The sexual revolution has spawned a cult of idiocy that Page didn't understand and didn't embrace.

Posted by: Shouting Thomas on December 13, 2008 3:42 PM



ST, this is one of those times I agree with you. Susie Bright is one of yer "sex positive" feminists (I think that's what they call it). She notices, acknowledges, but still doesn't seem to quite realise, that Bettie Page was not altogether positive about sex or about her past.

Posted by: alias clio on December 13, 2008 9:56 PM



Bettie Page reminds me of Marilyn Monroe in that her sexiness had an underlying cuteness and sweetness to it. And of course the sexual abuse and breakdowns.

Posted by: hello on December 14, 2008 12:21 AM



Yes, tis a day to doff our hats.

Posted by: Lester Hunt on December 14, 2008 12:48 AM



Maybe I'm nuts, but the whole Bettie-Page-as-forerunner-of-the-sexual-revolution thing seems to me like a desperate attempt to bring relevancy to a pretty obvious subject. Some people feel uncomfortable saying, "Hey, she was bright and silly and fun and clumsy and generous and fearless and sexy and she looked really great naked--and thank god for that!" Because that would be sexist, or something.

After all, there were scores of pin-up models back in the day. Were they all forerunners of...something? Or were they just cute chicks using their looks to scrape by? Lord knows, we guys are always willing to drop a few bucks for a bit of feminine skin and personality, and there always seems to be a portion of the female population willing to help us out in some fashion. (And thank god for that!)

I love Bettie. I love seeing her big smile, especially when she's doing one of those wonderfully clunky little dances. She seems to be having real fun--to be really involved with herself and her performance. But she also appears to be enjoying the act of sharing all that she has to give (that's where her sweetness comes from).

If she were young today, I suspect we'd all be having fun watching her play dress-up on Youtube.

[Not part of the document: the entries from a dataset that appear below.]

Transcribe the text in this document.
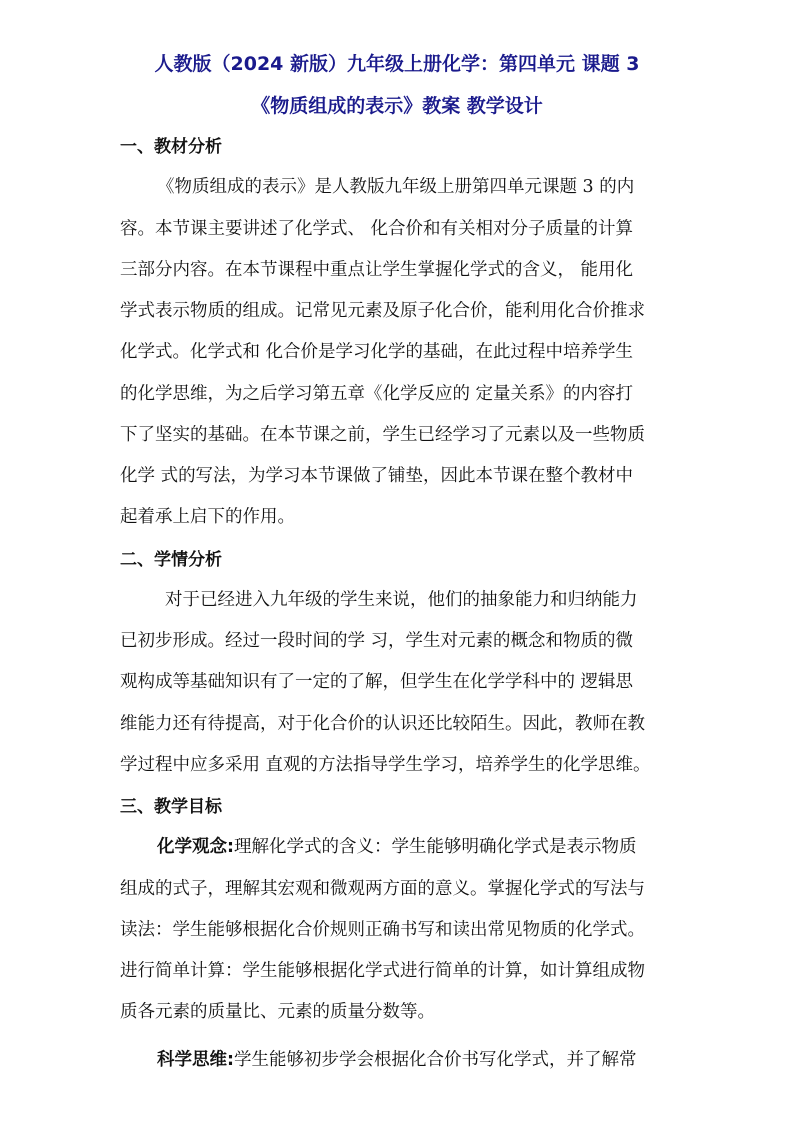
人教版（2024 新版）九年级上册化学：第四单元 课题 3
《物质组成的表示》教案 教学设计
一、教材分析
《物质组成的表示》是人教版九年级上册第四单元课题 3 的内
容。本节课主要讲述了化学式、 化合价和有关相对分子质量的计算
三部分内容。在本节课程中重点让学生掌握化学式的含义， 能用化
学式表示物质的组成。记常见元素及原子化合价，能利用化合价推求
化学式。化学式和 化合价是学习化学的基础，在此过程中培养学生
的化学思维，为之后学习第五章《化学反应的 定量关系》的内容打
下了坚实的基础。在本节课之前，学生已经学习了元素以及一些物质
化学 式的写法，为学习本节课做了铺垫，因此本节课在整个教材中
起着承上启下的作用。
二、学情分析
对于已经进入九年级的学生来说，他们的抽象能力和归纳能力
已初步形成。经过一段时间的学 习，学生对元素的概念和物质的微
观构成等基础知识有了一定的了解，但学生在化学学科中的 逻辑思
维能力还有待提高，对于化合价的认识还比较陌生。因此，教师在教
学过程中应多采用 直观的方法指导学生学习，培养学生的化学思维。
三、教学目标
化学观念:理解化学式的含义：学生能够明确化学式是表示物质
组成的式子，理解其宏观和微观两方面的意义。掌握化学式的写法与
读法：学生能够根据化合价规则正确书写和读出常见物质的化学式。
进行简单计算：学生能够根据化学式进行简单的计算，如计算组成物
质各元素的质量比、元素的质量分数等。
科学思维:学生能够初步学会根据化合价书写化学式，并了解常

Posted by: Ron on December 15, 2008 9:06 AM



I agree with Ron that calling Bettie a big factor in the "sexual revolution" is an overstatement. I think an obit in the Times (not sure if it was NY or LA) pushed the notion.

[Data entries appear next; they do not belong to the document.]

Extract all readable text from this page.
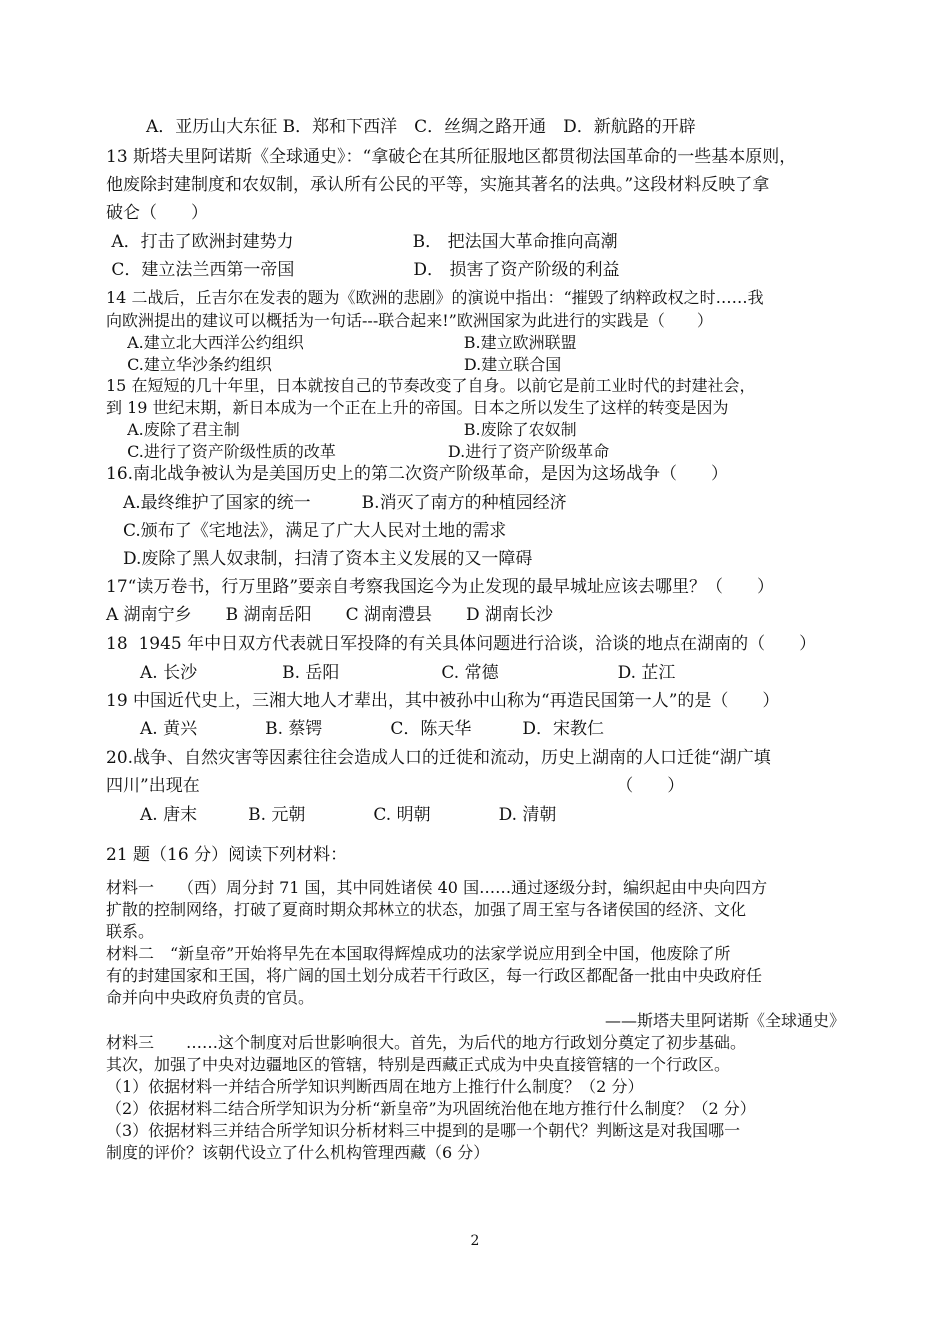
　　A．亚历山大东征 B．郑和下西洋　C．丝绸之路开通　D．新航路的开辟
13 斯塔夫里阿诺斯《全球通史》：“拿破仑在其所征服地区都贯彻法国革命的一些基本原则，
他废除封建制度和农奴制，承认所有公民的平等，实施其著名的法典。”这段材料反映了拿
破仑（　　）
A．打击了欧洲封建势力　　　　　　　B． 把法国大革命推向高潮
C．建立法兰西第一帝国　　　　　　　D． 损害了资产阶级的利益
14 二战后，丘吉尔在发表的题为《欧洲的悲剧》的演说中指出：“摧毁了纳粹政权之时……我
向欧洲提出的建议可以概括为一句话---联合起来!”欧洲国家为此进行的实践是（　　）
　 A.建立北大西洋公约组织　　　　　　　　　　B.建立欧洲联盟
　 C.建立华沙条约组织　　　　　　　　　　　　D.建立联合国
15 在短短的几十年里，日本就按自己的节奏改变了自身。以前它是前工业时代的封建社会，
到 19 世纪末期，新日本成为一个正在上升的帝国。日本之所以发生了这样的转变是因为
　 A.废除了君主制　　　　　　　　　　　　　　B.废除了农奴制
　 C.进行了资产阶级性质的改革　　　　　　　D.进行了资产阶级革命
16.南北战争被认为是美国历史上的第二次资产阶级革命，是因为这场战争（　　）
　A.最终维护了国家的统一　　　B.消灭了南方的种植园经济
　C.颁布了《宅地法》，满足了广大人民对土地的需求
　D.废除了黑人奴隶制，扫清了资本主义发展的又一障碍
17“读万卷书，行万里路”要亲自考察我国迄今为止发现的最早城址应该去哪里？（　　）
A 湖南宁乡　　B 湖南岳阳　　C 湖南澧县　　D 湖南长沙
18  1945 年中日双方代表就日军投降的有关具体问题进行洽谈，洽谈的地点在湖南的（　　）
　　A. 长沙　　　　　B. 岳阳　　　　　　C. 常德　　　　　　　D. 芷江
19 中国近代史上，三湘大地人才辈出，其中被孙中山称为“再造民国第一人”的是（　　）
　　A. 黄兴　　　　B. 蔡锷　　　　C．陈天华　　　D．宋教仁
20.战争、自然灾害等因素往往会造成人口的迁徙和流动，历史上湖南的人口迁徙“湖广填
四川”出现在　　　　　　　　　　　　　　　　　　　　　　　　　（　　）
　　A. 唐末　　　B. 元朝　　　　C. 明朝　　　　D. 清朝
21 题（16 分）阅读下列材料：
材料一　　（西）周分封 71 国，其中同姓诸侯 40 国……通过逐级分封，编织起由中央向四方
扩散的控制网络，打破了夏商时期众邦林立的状态，加强了周王室与各诸侯国的经济、文化
联系。
材料二　“新皇帝”开始将早先在本国取得辉煌成功的法家学说应用到全中国，他废除了所
有的封建国家和王国，将广阔的国土划分成若干行政区，每一行政区都配备一批由中央政府任
命并向中央政府负责的官员。
——斯塔夫里阿诺斯《全球通史》
材料三　　……这个制度对后世影响很大。首先，为后代的地方行政划分奠定了初步基础。
其次，加强了中央对边疆地区的管辖，特别是西藏正式成为中央直接管辖的一个行政区。
（1）依据材料一并结合所学知识判断西周在地方上推行什么制度？（2 分）
（2）依据材料二结合所学知识为分析“新皇帝”为巩固统治他在地方推行什么制度？（2 分）
（3）依据材料三并结合所学知识分析材料三中提到的是哪一个朝代？判断这是对我国哪一
制度的评价？该朝代设立了什么机构管理西藏（6 分）
2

There indeed were lots of pinups during the height of her career -- and before. True, not so many were photos of actual women. That's because many calendar pin-ups (the kind I used to see on service station garage walls as a kid) were illustrations. So why not claim as harbingers of the "revolution" such people as Rolf Armstrong, George Petty, Alberto Vargas and Gil Elvgren. Oh yeah, can't do that 'cause they were guys.

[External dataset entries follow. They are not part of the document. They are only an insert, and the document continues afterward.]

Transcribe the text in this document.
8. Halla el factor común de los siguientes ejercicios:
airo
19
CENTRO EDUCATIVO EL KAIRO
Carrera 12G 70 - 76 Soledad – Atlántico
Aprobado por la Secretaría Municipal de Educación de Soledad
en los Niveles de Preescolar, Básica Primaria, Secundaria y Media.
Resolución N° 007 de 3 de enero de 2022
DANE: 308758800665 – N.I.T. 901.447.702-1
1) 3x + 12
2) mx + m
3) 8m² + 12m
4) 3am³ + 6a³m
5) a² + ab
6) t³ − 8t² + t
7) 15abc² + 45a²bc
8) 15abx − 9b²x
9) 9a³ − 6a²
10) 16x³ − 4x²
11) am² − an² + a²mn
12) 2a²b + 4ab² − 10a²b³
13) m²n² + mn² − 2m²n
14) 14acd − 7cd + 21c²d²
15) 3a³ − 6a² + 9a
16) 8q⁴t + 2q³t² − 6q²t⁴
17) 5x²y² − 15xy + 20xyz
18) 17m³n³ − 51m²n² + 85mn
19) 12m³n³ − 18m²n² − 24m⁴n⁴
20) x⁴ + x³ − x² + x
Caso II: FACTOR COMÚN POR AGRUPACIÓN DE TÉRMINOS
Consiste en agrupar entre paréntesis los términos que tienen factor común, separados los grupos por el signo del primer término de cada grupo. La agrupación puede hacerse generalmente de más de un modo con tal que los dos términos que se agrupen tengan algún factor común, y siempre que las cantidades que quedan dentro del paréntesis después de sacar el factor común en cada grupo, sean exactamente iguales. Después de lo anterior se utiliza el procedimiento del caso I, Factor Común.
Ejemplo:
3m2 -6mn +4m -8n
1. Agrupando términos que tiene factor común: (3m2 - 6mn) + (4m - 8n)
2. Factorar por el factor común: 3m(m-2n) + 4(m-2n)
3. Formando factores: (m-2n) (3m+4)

Posted by: Donald Pittenger on December 15, 2008 11:41 AM



I suspect that there are thousands of men who owe Bettie Page a debt of gratitude for moments of solitary pleasure during their adolescence.

I discovered Bettie in reprints of her 50s work in a store that had a rack of used periodicals. Ironically, I could buy this stuff, which featured a lot of Page's nude work, even though I could not buy Playboy.

Page was not the only pinup, but I liked that a lot of her poses were natural, and minimized the use of stupid props -- fishnets, corsets, heavy makeup and other stuff that might be used to make her "sexy." Instead, she offered a more natural, and more womanly sensuality. It may have helped that some of her photos were taken by Bunny Yager, a woman, rather than by a male photographer, since some men are more mechanical and unimaginative in depictions of sexuality.

I am sorry that Page's life was not happier. I am glad that in later life, Hugh Hefner helped contribute toward her living expenses. It was a nice, and gentlemanly gesture.

I agree that Page was not a harbinger of the sexual revolution, and some of her early work was related to typical sexual hypocrisy. Camera clubs were an excuse to give guys and opportunity to take nude photos. We've come a long way now that people are taking nude photos with their cell phone cameras and sending them to friends.

RE: What serves the pleasure of the individual doesn't necessarily serve the needs of the society at large.

Sounds good to me. I love the line in the Declaration of Independence about individual pursuit of happiness. Note that there is nothing there about the necessity of serving the needs of society at large.